NPR logo Behind the Code: Avoiding Spaghetti HTML


Behind the Code: Avoiding Spaghetti HTML

Spaghetti code never looks this artistic papisc/Flickr hide caption

toggle caption

Just a warning, this is going to delve pretty deeply into the technical issues of rendering HTML on a complex, data-driven website. So if your eyes start to glaze over, you've been warned. I think we do it in a way that Web developers might find interesting.

Ok, you're still reading. Here we go. First, some background.

NPR is a data-driven website. That means that the programmers write the code, in our case PHP, that can take editorial content and turn it into the HTML that makes up The editorial staff uses our homegrown CMS, which we call Seamus, to input stories that are then stored in a MySQL database. After the story is published to the site, the PHP code takes over, reading the content, and putting the story's text and assets (like images) into HTML form.

There are two main ways to go about writing the code for this kind of website.

HTML Templates

You can start with the HTML templates, and insert little chunks of code between the HTML to display the content. This makes it easy to have nice, clean, valid HTML that's a snap to maintain, but it makes it hard to do anything that requires complicated logic. The templates get more and more complicated to handle all possible cases and, soon, the page becomes a nightmare of spaghetti code.


Code Generation

You can start with the code, and have functions or classes which output HTML depending on the logic of the page. This makes it a lot easier to have interesting display logic, but now the HTML is separated into tiny little chunks throughout the code.

It's a real chore to keep track of start and end tags, and the whole site might look bad because there's one obscure case where a div tag isn't closed. It's also very difficult to move page elements around because the HTML for them is scattered in so many places.

Our Solution

How can you write code that can have the complex logic we need, allows you to easily change the look and feel of the page and creates valid HTML that won't mess up the formatting of the site?

We wrote a class we call BaseHtmlNode. It's actually pretty simple. Each HTML tag roughly cooresponds to one instance of BaseHtmlNode.

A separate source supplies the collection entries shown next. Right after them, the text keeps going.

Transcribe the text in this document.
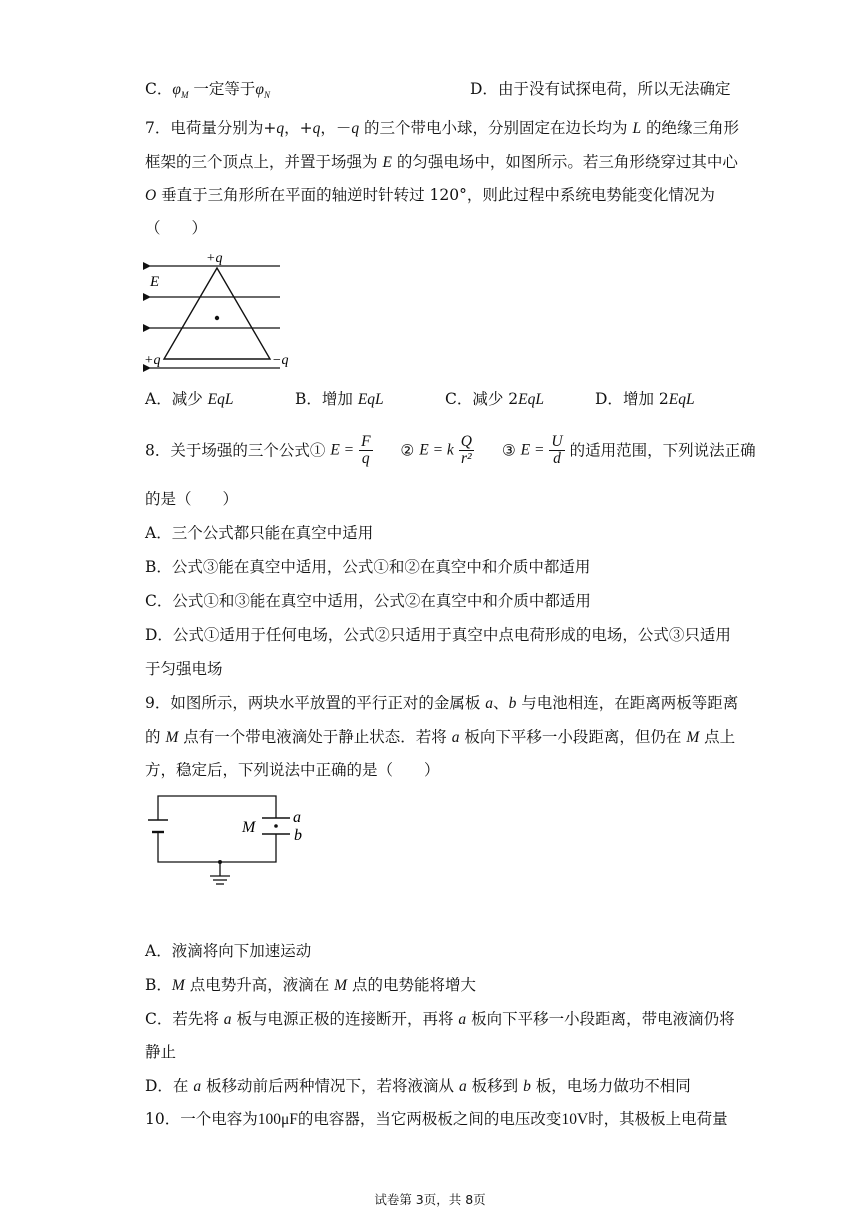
C．$\varphi_M$ 一定等于$\varphi_N$	D．由于没有试探电荷，所以无法确定
7．电荷量分别为+q，+q，－q 的三个带电小球，分别固定在边长均为 L 的绝缘三角形
框架的三个顶点上，并置于场强为 E 的匀强电场中，如图所示。若三角形绕穿过其中心
O 垂直于三角形所在平面的轴逆时针转过 120°，则此过程中系统电势能变化情况为
（　　）
+q
E
+q	−q
A．减少 EqL	B．增加 EqL	C．减少 2EqL	D．增加 2EqL
8．关于场强的三个公式① $E = \frac{F}{q}$ ② E = k $\frac{Q}{\text{r²}}$ ③ $E = \frac{U}{d}$ 的适用范围，下列说法正确
的是（　　）
A．三个公式都只能在真空中适用
B．公式③能在真空中适用，公式①和②在真空中和介质中都适用
C．公式①和③能在真空中适用，公式②在真空中和介质中都适用
D．公式①适用于任何电场，公式②只适用于真空中点电荷形成的电场，公式③只适用
于匀强电场
9．如图所示，两块水平放置的平行正对的金属板 a、b 与电池相连，在距离两板等距离
的 M 点有一个带电液滴处于静止状态．若将 a 板向下平移一小段距离，但仍在 M 点上
方，稳定后，下列说法中正确的是（　　）
M
a
b
A．液滴将向下加速运动
B．M 点电势升高，液滴在 M 点的电势能将增大
C．若先将 a 板与电源正极的连接断开，再将 a 板向下平移一小段距离，带电液滴仍将
静止
D．在 a 板移动前后两种情况下，若将液滴从 a 板移到 b 板，电场力做功不相同
10．一个电容为100μF的电容器，当它两极板之间的电压改变10V时，其极板上电荷量
试卷第 3页，共 8页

To create a new link, we would write:

$linkElm = new BaseHtmlNode('a', 'href=""', 'To NPR');

To print the html for this tag, we would write:

print $linkElm->toString();

And we would get:

<a href="">To NPR</a>

As you can see, by putting all the information for this tag into this object, we no longer have to worry about closing tags. The class itself will take care of that for us.

We can start putting these HTML nodes together by adding children to an existing node.

For example:

$divElm = new BaseHtmlNode('div');

$divElm->addChild('p', '', 'This is a paragraph in a div tag');

And when the div element is printed, it also prints its children.


prints out:


<p>This is a paragraph in a div tag</p>


That's basically all there is to BaseHtmlNode. We've added some extra methods for convenience, such as addBr(), addDiv(), and addComment(), but they're basically just special-case wrappers for addChild().


We get the benefit of correctness. BaseHtmlNode produces good HTML that won't break the page. All elements are properly closed, the attributes are properly spaced and quoted and the HTML is as close to XHTML compliant as we can get.

Also, BaseHTMLNode gives us more flexibility. Each element keeps track of its own children, so we can move large portions of HTML around just by moving a single line of code. We can iterate through several different designs during the development process. This helps us to focus on the user experience instead of worrying about the underlying technical plumbing.

Since we've been using BaseHTMLNode, the NPR website has gone through some big changes, but the dev team has been able to keep up.